9.3.1. Départ en retraite à l'initiative du salarié : tout salarié quittant volontairement l'entreprise pour bénéficier du droit à une pension vieillesse a droit à l'indemnité de départ en retraite prévue ci-dessous.

9.3.2. Mise à la retraite du salarié à l'initiative de l'employeur : le salarié remplit les conditions d'ouverture du droit à pension de vieillesse à taux plein : le salarié a droit au versement de l'indemnité de départ en retraite prévue ci-dessous ou, si c'est plus avantageux pour lui, au versement de l'indemnité légale de licenciement.(1)

9.3.3. Mise à la retraite du salarié à l'initiative de l'employeur : le salarié ne remplit pas les conditions d'ouverture du droit à pension de vieillesse à taux plein : dans ce cas il s'agit d'un licenciement.
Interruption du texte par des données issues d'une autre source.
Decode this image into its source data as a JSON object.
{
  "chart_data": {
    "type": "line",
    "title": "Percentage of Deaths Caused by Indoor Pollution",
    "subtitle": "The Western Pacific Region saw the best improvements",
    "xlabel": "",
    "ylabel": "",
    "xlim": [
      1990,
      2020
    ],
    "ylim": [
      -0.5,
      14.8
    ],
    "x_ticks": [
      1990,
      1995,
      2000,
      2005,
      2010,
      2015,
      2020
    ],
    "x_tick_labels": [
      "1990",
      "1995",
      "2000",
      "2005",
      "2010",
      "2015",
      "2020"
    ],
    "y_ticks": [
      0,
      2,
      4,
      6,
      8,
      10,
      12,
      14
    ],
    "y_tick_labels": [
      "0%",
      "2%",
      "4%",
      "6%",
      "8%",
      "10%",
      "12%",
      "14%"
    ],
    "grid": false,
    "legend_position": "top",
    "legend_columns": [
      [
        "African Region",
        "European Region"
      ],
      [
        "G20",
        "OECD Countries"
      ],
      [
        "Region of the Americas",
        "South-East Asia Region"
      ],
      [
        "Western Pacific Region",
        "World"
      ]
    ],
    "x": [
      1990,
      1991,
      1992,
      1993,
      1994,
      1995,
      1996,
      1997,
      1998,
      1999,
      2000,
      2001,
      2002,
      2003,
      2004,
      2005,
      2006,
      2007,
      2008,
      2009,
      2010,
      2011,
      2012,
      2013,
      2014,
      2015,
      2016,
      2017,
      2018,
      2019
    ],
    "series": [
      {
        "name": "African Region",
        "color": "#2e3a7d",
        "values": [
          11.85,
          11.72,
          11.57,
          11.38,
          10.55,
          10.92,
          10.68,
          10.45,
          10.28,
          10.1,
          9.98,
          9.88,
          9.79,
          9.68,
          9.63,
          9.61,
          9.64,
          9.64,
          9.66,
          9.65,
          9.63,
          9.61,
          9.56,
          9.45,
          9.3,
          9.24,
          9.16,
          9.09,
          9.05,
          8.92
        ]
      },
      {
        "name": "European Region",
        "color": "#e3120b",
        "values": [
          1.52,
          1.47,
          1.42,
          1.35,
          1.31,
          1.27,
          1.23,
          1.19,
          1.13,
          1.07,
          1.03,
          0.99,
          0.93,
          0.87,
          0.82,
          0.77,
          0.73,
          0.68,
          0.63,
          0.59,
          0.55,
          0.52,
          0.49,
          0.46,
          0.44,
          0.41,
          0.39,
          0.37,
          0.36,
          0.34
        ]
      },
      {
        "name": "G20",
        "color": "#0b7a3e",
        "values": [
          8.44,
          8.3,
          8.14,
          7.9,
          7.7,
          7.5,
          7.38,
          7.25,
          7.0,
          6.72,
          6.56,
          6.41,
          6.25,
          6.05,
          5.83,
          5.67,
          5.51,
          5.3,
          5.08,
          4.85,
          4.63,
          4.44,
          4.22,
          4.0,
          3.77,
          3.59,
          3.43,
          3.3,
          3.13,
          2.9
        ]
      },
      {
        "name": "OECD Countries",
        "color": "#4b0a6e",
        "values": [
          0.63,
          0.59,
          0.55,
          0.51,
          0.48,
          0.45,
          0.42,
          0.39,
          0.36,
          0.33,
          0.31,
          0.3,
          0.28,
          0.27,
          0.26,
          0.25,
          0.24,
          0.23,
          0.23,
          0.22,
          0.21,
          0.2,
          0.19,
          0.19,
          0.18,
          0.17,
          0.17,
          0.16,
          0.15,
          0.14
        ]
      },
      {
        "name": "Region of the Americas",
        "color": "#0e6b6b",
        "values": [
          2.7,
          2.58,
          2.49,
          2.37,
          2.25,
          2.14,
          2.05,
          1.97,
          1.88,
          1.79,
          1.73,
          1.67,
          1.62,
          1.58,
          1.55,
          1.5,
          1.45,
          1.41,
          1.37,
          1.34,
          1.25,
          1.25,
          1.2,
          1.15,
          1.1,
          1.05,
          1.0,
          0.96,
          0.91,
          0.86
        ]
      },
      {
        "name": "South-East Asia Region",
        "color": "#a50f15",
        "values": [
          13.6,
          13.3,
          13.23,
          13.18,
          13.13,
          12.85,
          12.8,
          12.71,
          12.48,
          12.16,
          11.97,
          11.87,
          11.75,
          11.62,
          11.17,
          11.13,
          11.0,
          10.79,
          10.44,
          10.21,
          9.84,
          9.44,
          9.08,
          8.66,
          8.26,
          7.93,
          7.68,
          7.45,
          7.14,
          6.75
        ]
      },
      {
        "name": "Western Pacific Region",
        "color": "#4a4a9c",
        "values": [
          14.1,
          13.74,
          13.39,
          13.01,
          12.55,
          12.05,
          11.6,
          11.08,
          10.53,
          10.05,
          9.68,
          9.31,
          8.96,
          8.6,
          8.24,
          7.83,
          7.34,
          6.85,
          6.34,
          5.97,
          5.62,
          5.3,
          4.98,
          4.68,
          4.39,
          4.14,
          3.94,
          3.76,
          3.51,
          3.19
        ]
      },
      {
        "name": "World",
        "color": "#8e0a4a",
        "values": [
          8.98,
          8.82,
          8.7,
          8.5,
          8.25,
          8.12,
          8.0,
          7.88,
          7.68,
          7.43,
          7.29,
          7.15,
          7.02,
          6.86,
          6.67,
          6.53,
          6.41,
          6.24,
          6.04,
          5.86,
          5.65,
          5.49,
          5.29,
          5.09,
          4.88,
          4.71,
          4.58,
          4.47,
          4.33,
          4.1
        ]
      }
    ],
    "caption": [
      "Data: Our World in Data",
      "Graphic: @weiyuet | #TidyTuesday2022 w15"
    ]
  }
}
Les procédures légales et conventionnelles doivent être respectées et il est versé à l'intéressé l'indemnité conventionnelle de licenciement, dans les mêmes conditions fixées par l'ARTICLE 9.2 " Indemnités de licenciement " de la présente convention.

9.3.4. L'indemnité de départ en retraite, sur la base du dernier salaire est fixée comme suit :

- un demi-mois de un à cinq ans d'ancienneté révolus ;

- un mois de cinq à dix ans d'ancienneté révolus ;

- un mois et demi de dix à quinze ans d'ancienneté révolus ;

- deux mois de quinze à vingt ans d'ancienneté révolus ;

- deux mois et demi de vingt à trente ans d'ancienneté révolus ;

- trois mois au-delà de trente ans d'ancienneté révolus.

Le salaire à prendre en compte est le même que celui prévu pour l'indemnité de licenciement ci-dessus.

(1) ARTICLE étendu sous réserve de l'application de l'ARTICLE L. 122-14-13 (alinéa 2) du code du travail.